Being Better from the Inside

In Plato's Symposium, Phaedrus suggests love is great because it makes you want to be a better person; his idea doesn't fare well philosophically. Even today, common wisdom has it that you can't make your life or your self better for anyone else's sake besides your own self's sake; you have to (consistently) want to be better at whatever it is before any lasting permanent change will take hold. I think I agree with this and today I think I noticed the difference between her sake and self sake.

On one hand, I think it can sometimes be difficult to sort out whose wants are who's in a relationship, often enough they overlap. Many times the betterment and standard I want for myself but have a hard time implementing I do eventually accomplish because I know it is also her standard too and the betterment she wants for me as well.

Of course on the other hand, there are those occasions when I am trying to accomplish something almost entirely for her sake; I might think this something is a good idea of itself or fine for other people, it's just not something I would choose for myself. And unsurprisingly these are the occasions I suffer from a serious lack of motivation; I'll procrastinate, and rush the process at the last minute, quite naturally doing a qualitatively shoddy job of it. And of course this inevitably comes back to haunt me (see love symbol negotiation).

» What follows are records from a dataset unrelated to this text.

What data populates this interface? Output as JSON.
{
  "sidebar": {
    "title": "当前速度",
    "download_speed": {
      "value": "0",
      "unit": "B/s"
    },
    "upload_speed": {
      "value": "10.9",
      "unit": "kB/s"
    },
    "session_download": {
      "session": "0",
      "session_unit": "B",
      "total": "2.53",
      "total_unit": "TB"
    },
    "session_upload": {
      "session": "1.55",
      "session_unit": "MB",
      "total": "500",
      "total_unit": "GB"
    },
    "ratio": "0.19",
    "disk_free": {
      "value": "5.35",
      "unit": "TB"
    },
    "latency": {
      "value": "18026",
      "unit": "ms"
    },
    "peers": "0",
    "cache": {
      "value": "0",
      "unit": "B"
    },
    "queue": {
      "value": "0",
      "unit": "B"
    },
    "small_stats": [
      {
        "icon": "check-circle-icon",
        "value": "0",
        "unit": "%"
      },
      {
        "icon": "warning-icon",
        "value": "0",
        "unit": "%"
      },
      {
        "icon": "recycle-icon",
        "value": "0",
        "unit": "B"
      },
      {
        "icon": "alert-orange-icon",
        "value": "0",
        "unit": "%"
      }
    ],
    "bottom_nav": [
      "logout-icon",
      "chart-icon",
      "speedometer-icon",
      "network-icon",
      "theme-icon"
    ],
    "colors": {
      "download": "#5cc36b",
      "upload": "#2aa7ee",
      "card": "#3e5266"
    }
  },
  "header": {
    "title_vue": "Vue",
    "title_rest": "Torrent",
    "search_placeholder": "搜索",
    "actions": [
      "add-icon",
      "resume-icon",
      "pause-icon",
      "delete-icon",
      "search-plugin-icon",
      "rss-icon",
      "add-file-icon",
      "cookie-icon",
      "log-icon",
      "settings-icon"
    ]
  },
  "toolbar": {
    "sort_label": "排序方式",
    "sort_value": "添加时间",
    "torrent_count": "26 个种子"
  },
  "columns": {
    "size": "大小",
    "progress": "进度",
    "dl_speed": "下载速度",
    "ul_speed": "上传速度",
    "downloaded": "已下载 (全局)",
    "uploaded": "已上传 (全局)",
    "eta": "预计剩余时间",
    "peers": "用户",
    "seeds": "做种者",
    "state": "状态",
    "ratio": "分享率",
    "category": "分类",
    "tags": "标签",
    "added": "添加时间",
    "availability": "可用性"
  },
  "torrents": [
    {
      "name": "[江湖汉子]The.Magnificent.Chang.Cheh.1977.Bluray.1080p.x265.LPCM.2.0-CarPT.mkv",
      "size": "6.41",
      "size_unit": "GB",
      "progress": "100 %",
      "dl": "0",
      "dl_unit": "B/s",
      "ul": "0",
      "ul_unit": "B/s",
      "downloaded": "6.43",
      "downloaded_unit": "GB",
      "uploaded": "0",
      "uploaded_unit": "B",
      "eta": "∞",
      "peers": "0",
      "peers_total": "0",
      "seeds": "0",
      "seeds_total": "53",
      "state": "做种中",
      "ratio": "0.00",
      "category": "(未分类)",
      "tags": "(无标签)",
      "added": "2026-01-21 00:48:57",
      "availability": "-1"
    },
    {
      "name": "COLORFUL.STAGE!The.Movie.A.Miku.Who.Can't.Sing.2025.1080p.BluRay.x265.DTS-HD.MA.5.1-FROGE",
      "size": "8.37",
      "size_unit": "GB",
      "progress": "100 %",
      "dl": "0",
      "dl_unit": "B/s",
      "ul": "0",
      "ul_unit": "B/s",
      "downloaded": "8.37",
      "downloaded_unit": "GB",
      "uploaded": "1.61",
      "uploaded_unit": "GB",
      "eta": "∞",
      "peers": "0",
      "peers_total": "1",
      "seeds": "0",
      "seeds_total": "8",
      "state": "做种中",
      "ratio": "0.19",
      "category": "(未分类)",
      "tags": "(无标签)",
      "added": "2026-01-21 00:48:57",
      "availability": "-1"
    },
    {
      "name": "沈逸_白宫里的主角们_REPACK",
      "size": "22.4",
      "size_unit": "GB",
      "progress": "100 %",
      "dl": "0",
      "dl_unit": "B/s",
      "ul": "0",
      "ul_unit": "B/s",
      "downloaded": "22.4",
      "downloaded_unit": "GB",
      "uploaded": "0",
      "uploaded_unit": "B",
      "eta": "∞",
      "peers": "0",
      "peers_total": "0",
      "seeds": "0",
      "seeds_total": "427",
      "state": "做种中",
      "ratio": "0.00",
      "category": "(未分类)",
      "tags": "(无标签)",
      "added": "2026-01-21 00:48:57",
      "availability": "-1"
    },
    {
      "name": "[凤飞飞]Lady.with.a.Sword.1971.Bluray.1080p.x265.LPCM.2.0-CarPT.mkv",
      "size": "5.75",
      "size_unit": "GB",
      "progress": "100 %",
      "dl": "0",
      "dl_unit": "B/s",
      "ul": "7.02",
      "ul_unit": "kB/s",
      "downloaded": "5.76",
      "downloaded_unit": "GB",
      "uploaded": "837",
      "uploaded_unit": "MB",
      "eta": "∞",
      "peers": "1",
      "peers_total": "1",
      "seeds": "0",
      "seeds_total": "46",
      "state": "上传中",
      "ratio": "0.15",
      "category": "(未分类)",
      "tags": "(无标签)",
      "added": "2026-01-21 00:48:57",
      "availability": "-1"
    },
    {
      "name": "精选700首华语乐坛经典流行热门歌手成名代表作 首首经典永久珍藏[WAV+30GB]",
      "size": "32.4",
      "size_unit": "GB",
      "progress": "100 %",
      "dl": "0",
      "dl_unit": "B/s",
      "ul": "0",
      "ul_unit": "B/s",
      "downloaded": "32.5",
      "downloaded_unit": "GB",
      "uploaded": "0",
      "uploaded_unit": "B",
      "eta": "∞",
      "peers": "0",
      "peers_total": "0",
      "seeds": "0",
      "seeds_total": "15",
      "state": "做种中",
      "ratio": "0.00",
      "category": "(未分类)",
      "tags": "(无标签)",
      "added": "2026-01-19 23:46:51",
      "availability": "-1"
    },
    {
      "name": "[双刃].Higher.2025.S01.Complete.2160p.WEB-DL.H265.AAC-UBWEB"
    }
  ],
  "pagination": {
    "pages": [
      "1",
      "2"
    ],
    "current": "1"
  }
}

However, today I felt and noticed a difference; I started a project for her earlier than the utmost procrastination might have allowed me and I did a decent job of it. I think the difference was I that wasn't doing it solely for her sake. Oh, I was using her qualitative standards for the project (mostly), but my motivation was that I really wanted to be better at being a house husband; her house husband of course, but more as a matter of incident. This is a job I really like and I just really wanted to be better it.

The 'job' description happens to include some qualitative standards set by my beloved wife, and indeed, I rather still think most of the point behind my house husband 'job' (role expectations) is to help her to her happiness (falls under the rubric of life lesson two, see also love's interior meaning for importance of motivation for life lesson two). But within this new (female led) motivation (on my interior) in wanting to be a better partner for her (better 'fit' like glove) is a practical daily life application that I didn't have, or even see, before. (See here for female led motivation she understands.)

When do my best to help her to happiness, I realized it was perfectly all right if she weren't happy in the final outcome - because while she sets many of the standards and the outcome of her happiness is the goal of the process, helping her as much as I am able to help is my goal, and if I only do this, I can be happy with me.